Num mundo ideal, seria portanto possível fazer política desenvolvimentista e respeitar a macroeconomia neoliberal.
No mundo real, a tolerância com relação à execução de políticas setoriais tende a cair.
Um bom exemplo é a argumentação do economista Fabio Giambiagi publicada na quinta-feira pelo jornal "Valor" ("Política industrial, Intel e taxa de câmbio"). Autor de um livro de referência em finanças públicas, Giambiagi não reluta em dizer que a política de desenvolvimento precisa recuar quando o câmbio se desvaloriza.
Seu raciocínio: quando a moeda se desvaloriza, fica mais caro importar, portanto é dispensável a política industrial ou setorial (que tem custos fiscais).
É uma lógica perfeita, exceto pelo fato de que é justamente quando a moeda do país apresenta uma tendência crônica a se desvalorizar que se tornam mais estratégicas as políticas de substituição seletiva de importações (e não uma barreira geral, como a taxa de câmbio desvalorizada).

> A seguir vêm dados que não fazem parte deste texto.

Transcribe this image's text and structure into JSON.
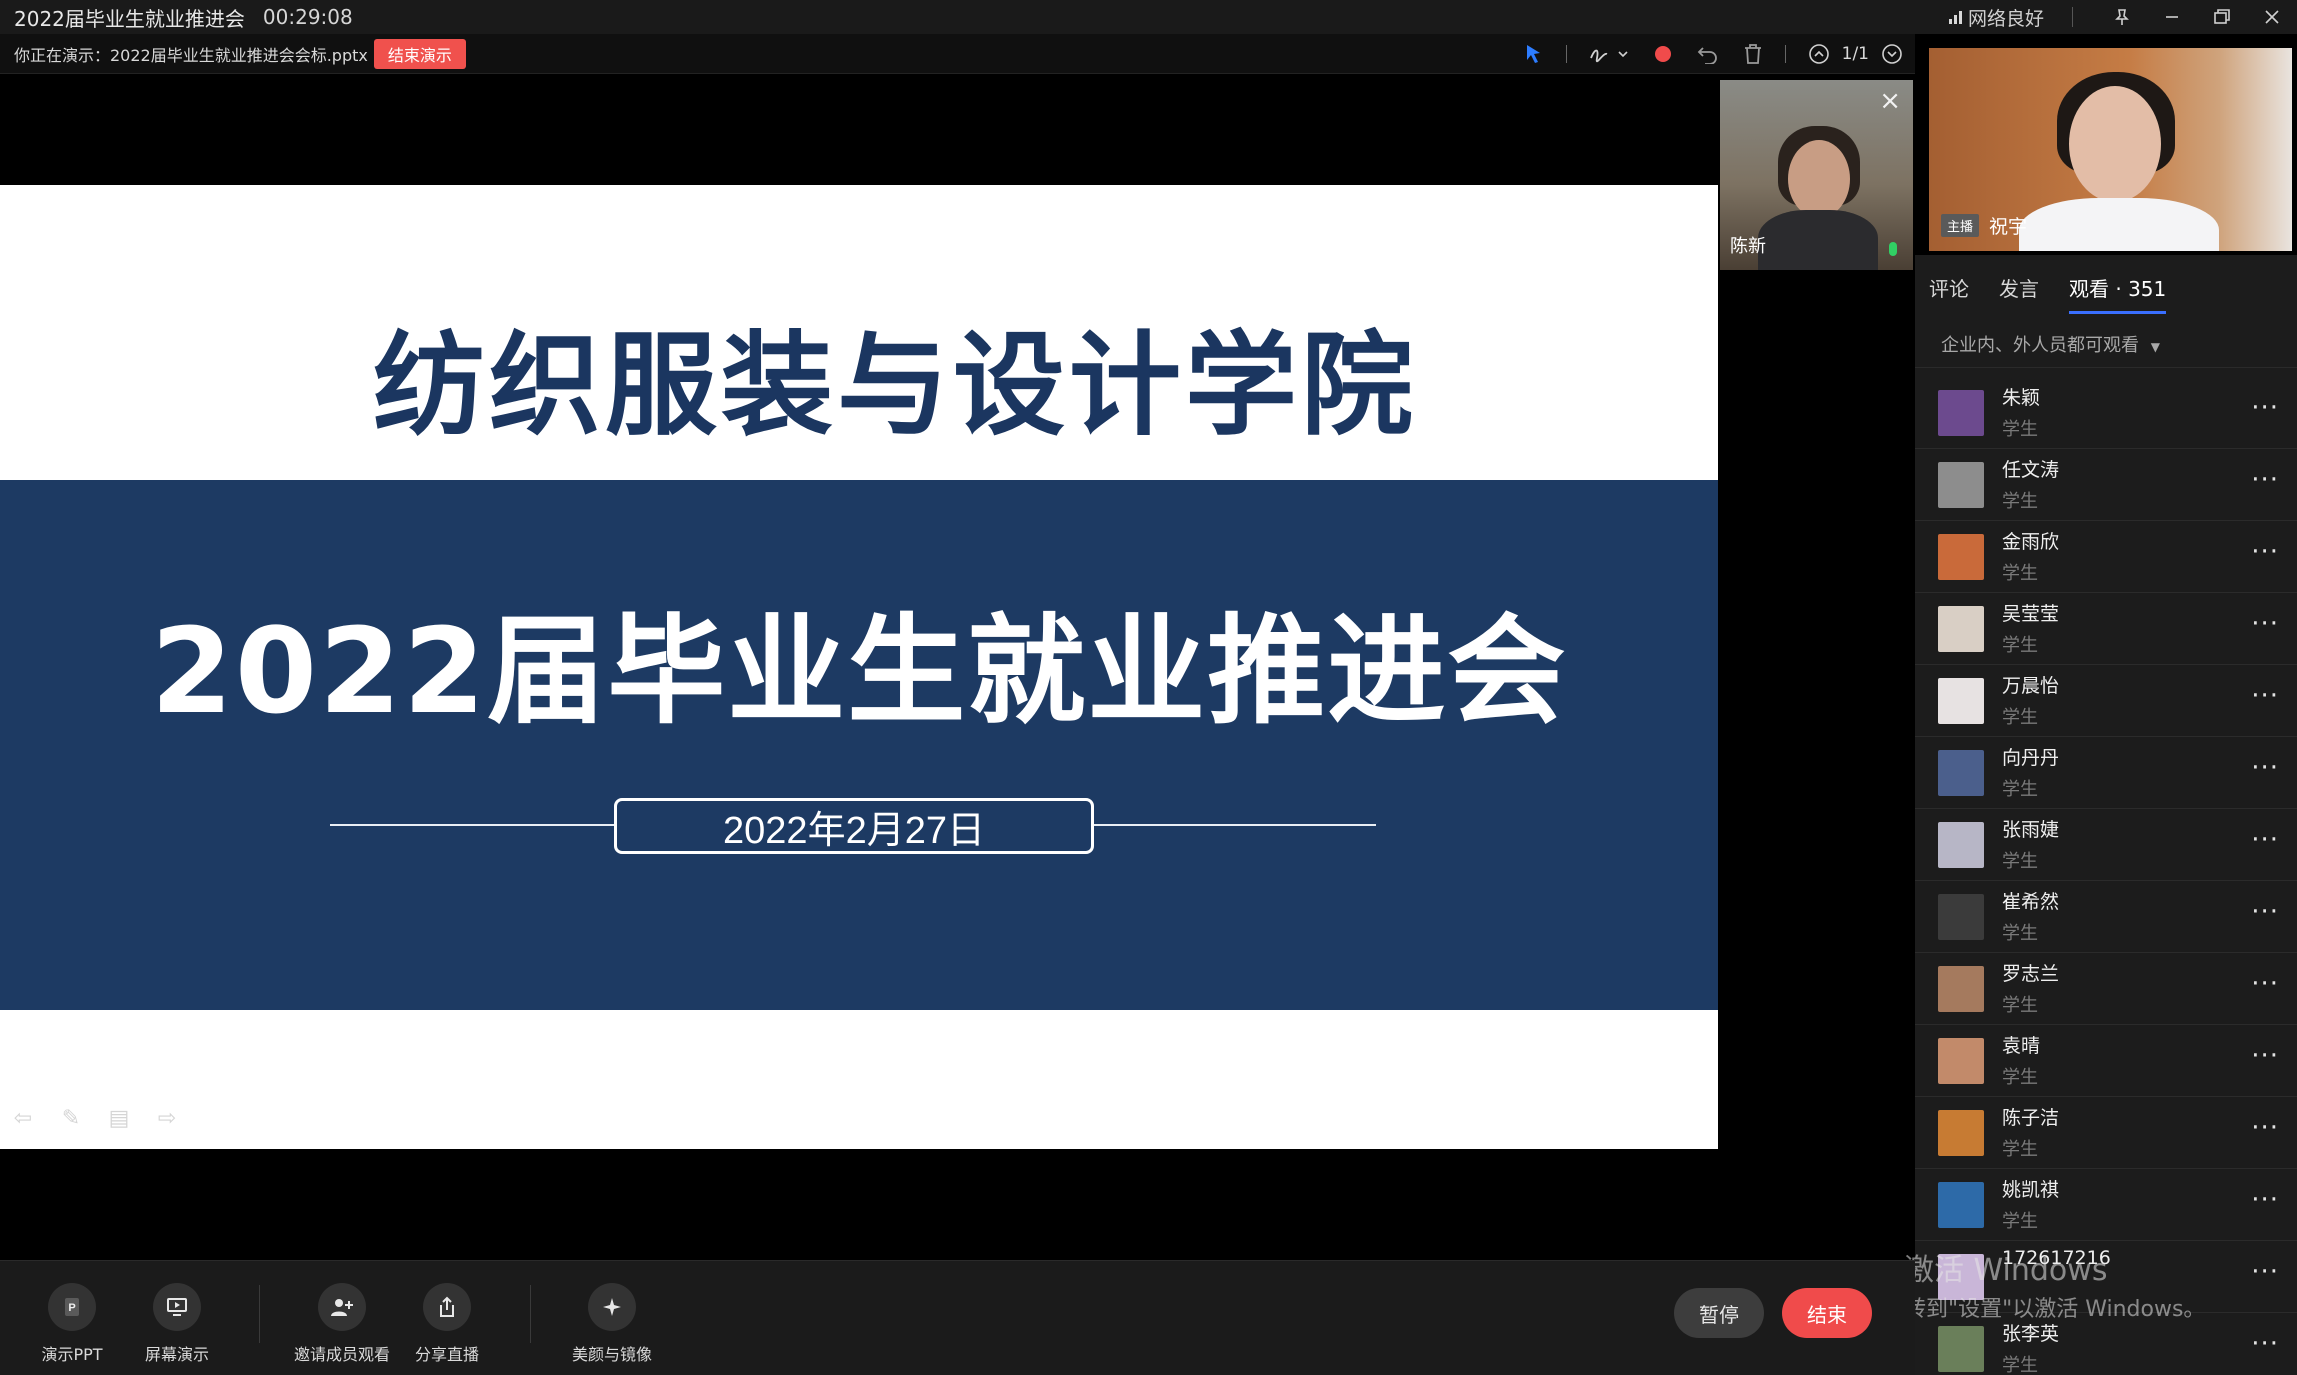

Giambiagi embarca naquilo que os economistas denominam "trade off" (custos e benefícios entre duas políticas). Se o câmbio é forte, então é válido fazer política industrial para substituir importações. Se o câmbio é fraco, a proteção é automática.
Num país cujo horizonte de crescimento de longo prazo depende da capacidade de redução da dependência externa, por que submeter esse objetivo estratégico à conjuntura cambial?
A única explicação para essa baixa tolerância diante da opção por políticas de desenvolvimento talvez tenha origem na velha ideologia de que a prioridade é o respeito a certas metas fiscais.
Quando o câmbio se desvaloriza, há economistas que preferem estabilizar a moeda por meio de políticas de ajuste fiscal (boa parte desses economistas faz parte da burocracia do FMI).
Danem-se, nesse momento, políticas setoriais se elas se colocarem no caminho do ajuste fiscal, condição para trazer o câmbio a níveis toleráveis de desvalorização crônica.
Essa é a situação de inúmeras políticas setoriais e estratégicas no país hoje: houve redesenho e reforma do Estado, mas a asfixia fiscal torna secundárias e fragiliza as estruturas de regulação e desenvolvimento recém-criadas.
Não há por que acreditar numa compensação automática entre níveis de proteção criados por via fiscal ou pela via cambial. Esse nexo entre câmbio e proteção é o que mais apela ao senso comum, mas nem por isso é a única relação causal possível.
Resta saber até que ponto o Estado brasileiro tem capacidade para negociar metas de ajuste fiscal que não amputem os seus órgãos de planejamento estratégico e até militar. É o que se chamava antigamente de "projeto nacional".